Montreal-based Bombardier has seen its share price rise over the past few weeks as the markets reacted to the company’s latest moves to trim the fat with a sale of its aerostructures business. BBD rose from a low of C$1.57 per share on October 31 to C$1.96 a few days later on the back of quarterly results and a $1.2-billion deal which will see its aerostructures business go to Spirit AeroSystems Holdings, a transaction that has the latter paying $500 million in cash and assuming liabilities of more than $700 million. (All figures in US dollars unless where noted otherwise.)
“We achieved another key strategic milestone towards building a lean, efficient and strong business aircraft franchise,” said Bombardier chief executive Alain Bellemare in a news conference on the deal.
Bombardier is in the middle of a multi-year turnaround aimed at cutting debt and concentrating on its more profitable segments in business-class jets and trains. The company has already sold off its C Series narrow-body medium-range jet program to Airbus while earlier this year selling its regional jet program to Mitsubishi Aircraft, as the company concentrates its focus on its Global business aircraft program.
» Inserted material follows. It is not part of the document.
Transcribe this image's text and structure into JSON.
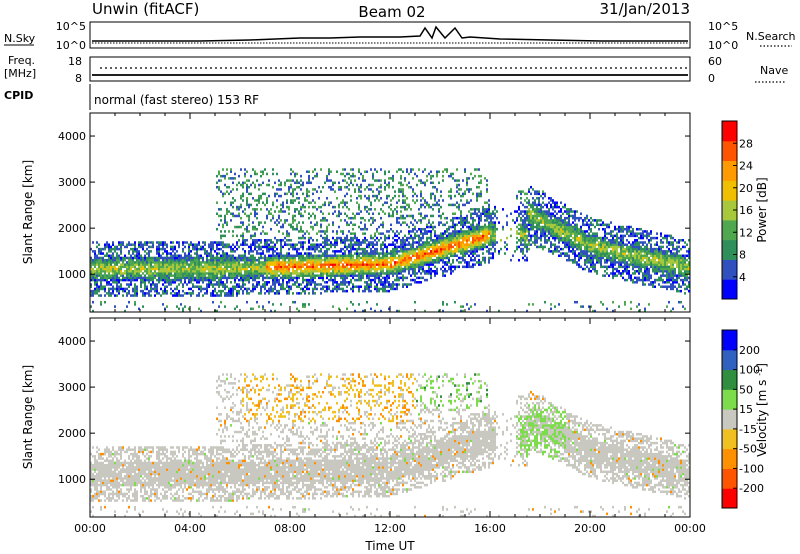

“We continue to make progress driving our turnaround,” said Bellemare, in the company’s third quarter press release on October 31, where the company posted revenues of $3.7 billion, an eight-per-cent organic growth rate, and adjusted EBIT of $143 million, down from $267 the previous year.
“At Aviation, the recent certification of our new Global 5500 and Global 6500 aircraft, and the outstanding in-service performance of our new Global 7500, highlight the strength of our business jet franchise. At Transportation, we are turning the corner. We are making steady progress working through our legacy projects, giving us confidence in our ability to deliver stronger financial performance,” Bellemare added.
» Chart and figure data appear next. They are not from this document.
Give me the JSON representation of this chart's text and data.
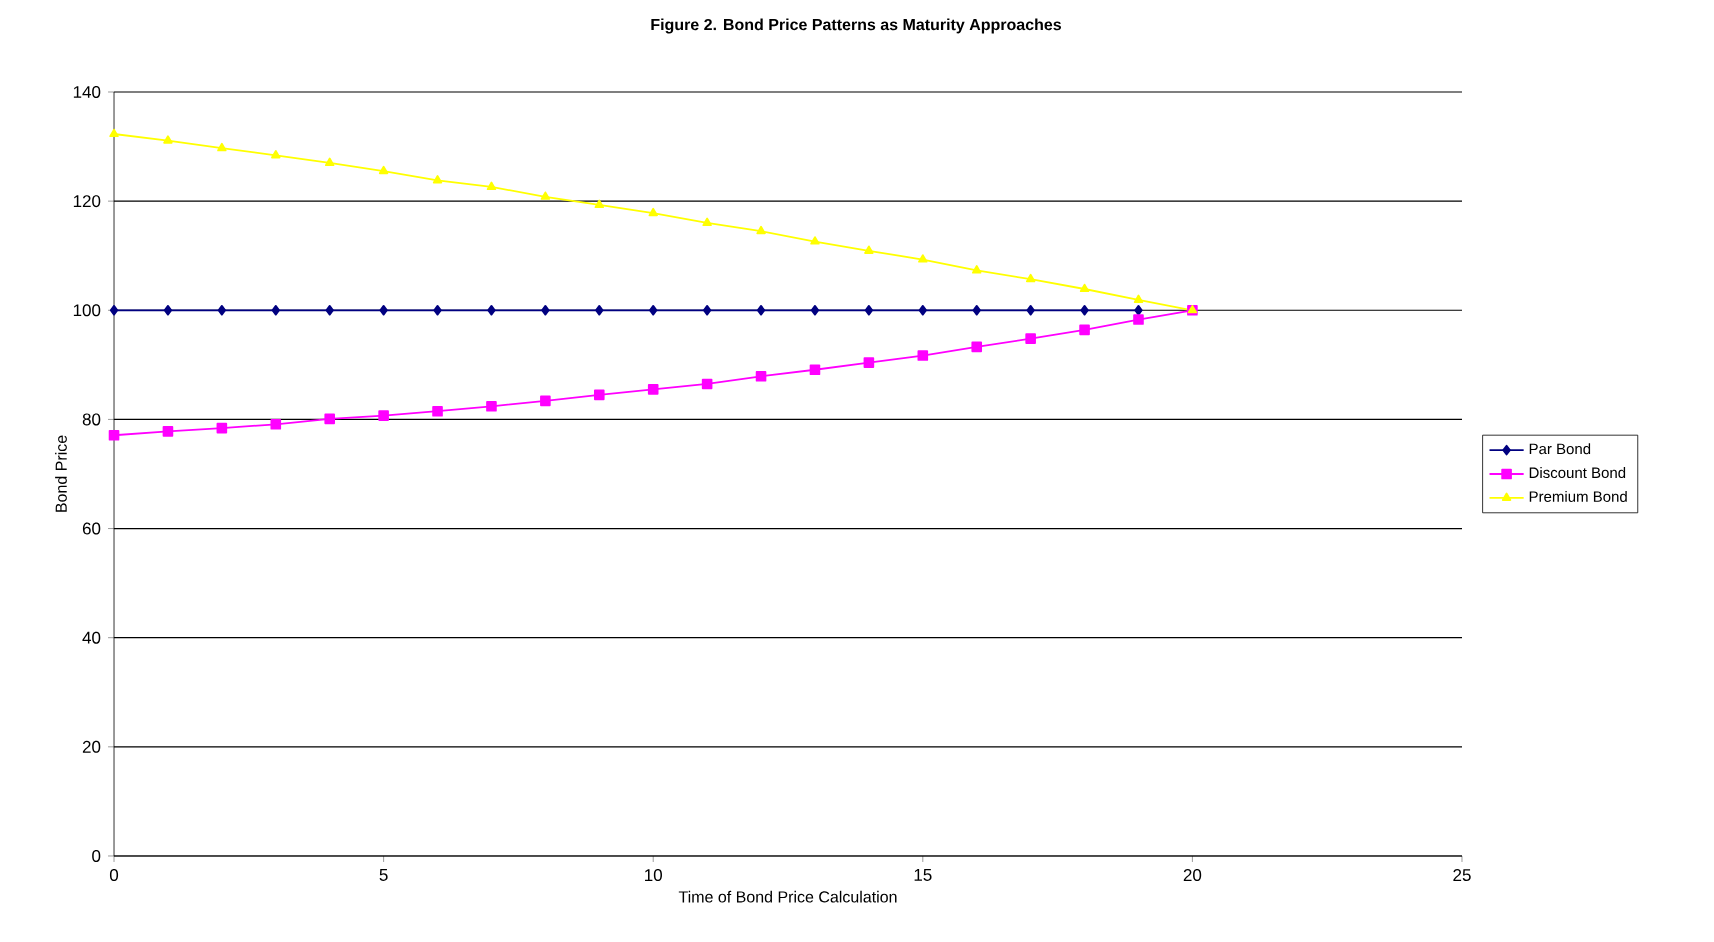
{
  "chart_data": {
    "type": "line",
    "title": "Figure 2.  Bond Price Patterns as Maturity Approaches",
    "xlabel": "Time of Bond Price Calculation",
    "ylabel": "Bond Price",
    "x": [
      0,
      1,
      2,
      3,
      4,
      5,
      6,
      7,
      8,
      9,
      10,
      11,
      12,
      13,
      14,
      15,
      16,
      17,
      18,
      19,
      20
    ],
    "series": [
      {
        "name": "Par Bond",
        "color": "#000080",
        "marker": "diamond",
        "values": [
          100,
          100,
          100,
          100,
          100,
          100,
          100,
          100,
          100,
          100,
          100,
          100,
          100,
          100,
          100,
          100,
          100,
          100,
          100,
          100,
          null
        ]
      },
      {
        "name": "Discount Bond",
        "color": "#ff00ff",
        "marker": "square",
        "values": [
          77.1,
          77.8,
          78.4,
          79.1,
          80.1,
          80.7,
          81.5,
          82.4,
          83.4,
          84.5,
          85.5,
          86.5,
          87.9,
          89.1,
          90.4,
          91.7,
          93.3,
          94.8,
          96.4,
          98.3,
          100
        ]
      },
      {
        "name": "Premium Bond",
        "color": "#ffff00",
        "marker": "triangle",
        "values": [
          132.3,
          131.1,
          129.7,
          128.4,
          127.0,
          125.5,
          123.8,
          122.6,
          120.8,
          119.3,
          117.8,
          116.0,
          114.5,
          112.6,
          110.9,
          109.3,
          107.3,
          105.7,
          103.9,
          101.9,
          100
        ]
      }
    ],
    "xlim": [
      0,
      25
    ],
    "xticks": [
      0,
      5,
      10,
      15,
      20,
      25
    ],
    "ylim": [
      0,
      140
    ],
    "yticks": [
      0,
      20,
      40,
      60,
      80,
      100,
      120,
      140
    ],
    "grid": "y",
    "legend": "right",
    "line_style": "solid"
  }
}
But in spite of the company’s improvements, Richards says that it’s likely a while before investors will see any positive movement on the stock.
“[Bombardier] has been one of those dead in the water stocks —and that’s our tax dollars hard at work,” said Richards, president and chief portfolio manager at ValueTrend, speaking to BNN Bloomberg Friday.
“It’s consolidating, and, technically, it has to break,” he says. “It tried and failed back earlier in the year. I wouldn’t touch the stock because there are absolutely no signs.”
At the moment, Bombardier’s share price is even for 2019, although the stock has fallen a long way from a high of $5.58 back in July of 2018 to its current $2.00 range.
“It’s the racehorse theory: why would you own this when the Industrials and US banks and things like that are breaking out, so why would you own something that’s just moving sideways. It’s not bearish, it’s just not bullish. It’s dead money, so you have to decide, do you want to sit on it while everybody else makes money or do you want to move into something else?” Richards says.